The responsibilities facing Boards of Directors today are really very different from what they were years ago, and rightly so. Mostly gone, but not entirely, are the "old boy" networks of good friends of the company Chairman. The short meeting and long lunch brigade where business was concluded on a nod and a wink, and where the meeting minutes were passed around for approval immediately after the meeting. I kid you not on the last one. I sat, very briefly, on a Board where that actually happened.
Of course there are benefits, outside the "old boy" syndrome, of having people on a Board that you can work with, which is why a number of Boards today consist of people with more than just a passing acquaintance to one another. Indeed I have contributed to it myself, by recommending to a company Chairman the name of someone I know who I believe would make an excellent Board Member. Although I will only consider recommending people who, if selected, would not cause me any embarrassment by their inability to perform.
The changes and improvements are welcome, but change is dynamic not static. Our modern world is one of constant evolution and innovation. Businesses compete more aggressively to cater to the needs and indeed demands of their customers or clients, whichever term you prefer to use. Boards of Directors cannot be immune to change and must also constantly renew, review, and be trained in the latest trends and practices, particularly in technology.
Over a number of years now I have been involved with Boards, initially as a presenter to them and later as a Board member myself. In all cases I am conscious of the fact that I am usually surrounded by a bunch of people who bring to their Boards an absolute wealth of knowledge, experience and common sense, acquired through years of practice. But that sense of consciousness also extends to the fact that as Boards we are being asked to take decisions and give our blessing to schemes that are going affect a different generation than ours. In other words here we are, a bunch of 50, 60 and 70 year olds (well not yet the latter in my case, of course), with our vast array of historic knowledge, approving proposals that are not likely to have an impact on us but will impact on future generations of staff, clients, shareholders and communities in general.
Those decisions, for many businesses today, involve the use of technology as a key ingredient. Although happily I don't think it applies to anyone on the Boards with which I am involved, I am aware of and get irritated by those Directors who take some sort of pride in saying they don't understand this "new fangled" stuff and worse, have no intention of learning about it. Frankly, if you don't want to use it fine, but at least try and understand it.
By all of this I am not suggesting for one minute that Boards have had their day; far from it indeed, but it is the composition of the modern day Board that interests me more. I think we need more creativity, more innovation and a voice from people who are going to be affected by the decisions taken at Board level - eventually probably through a responsibility for successful implementation of various decisions.
Boards have had to be forced in many companies to change due to regulation, and a need to be at least appearing to do the right thing. Lip service was a hiding place for a while, but no longer. Gender, racial, geographic and many other diversities frequently appear in corporate brochures and Board reports, although the evidence of success remains distinctly underwhelming. And if the Board is supposed to set the tone, then progress is generally glacial - and yes, I am being general. There are, as always, some market leading exceptions.

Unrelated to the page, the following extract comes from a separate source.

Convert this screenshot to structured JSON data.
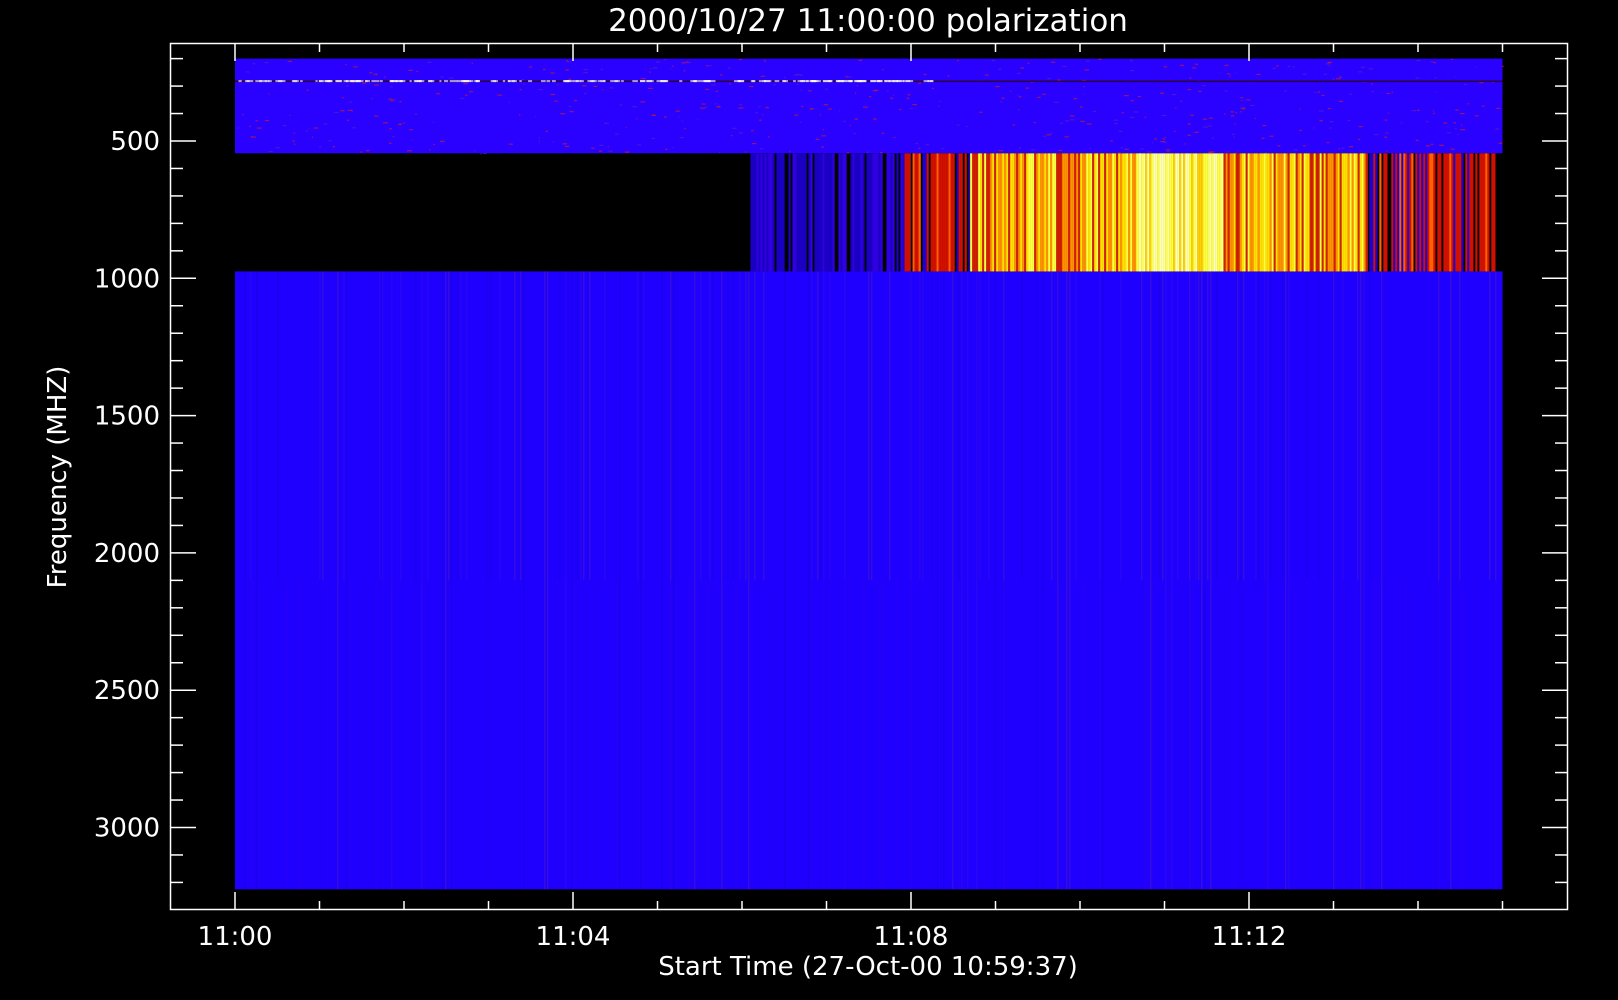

The next area that I believe we should develop now is room for young talent in the boardroom. For those technologically challenged older directors with grandchildren, find out what's going on in the real virtual world, by speaking to an eight year old! You'll soon find out what it is they are focusing on for their future lives. You think Facebook is some new thing that you don't understand? Don't worry - you don't have to be concerned because it's already becoming passé for a certain generation. Want to know about Instagram, Twitter and Pinterest (now overtaken Twitter in the USA), and Snapchat, speak to a teenager.
This is a fast developing area and whether you think so or not yourself, I am afraid you need to know how your company can use the social networks - actually must use the social networks, to get messages out to your client base so that damage limitation on negative news reports can be achieved. If you don't, the media and public interest will get you. And while you can of course get experts to come and and talk to the Board about these things, it is no substitute for having someone there with relevant expertise.
Board Meetings today are becoming very regulatory process driven affairs. But the profitable strategic direction of a company must still be a key focus. Boards today often include representatives from the fields of accounting and the legal profession to share their wisdom and give an informed opinion. Therefore, in the attainment of broadening the accumulated wisdom of our Boards we need a boost from the technologically savvy younger generation with the appropriate skills for the future. I would suggest this is a new priority.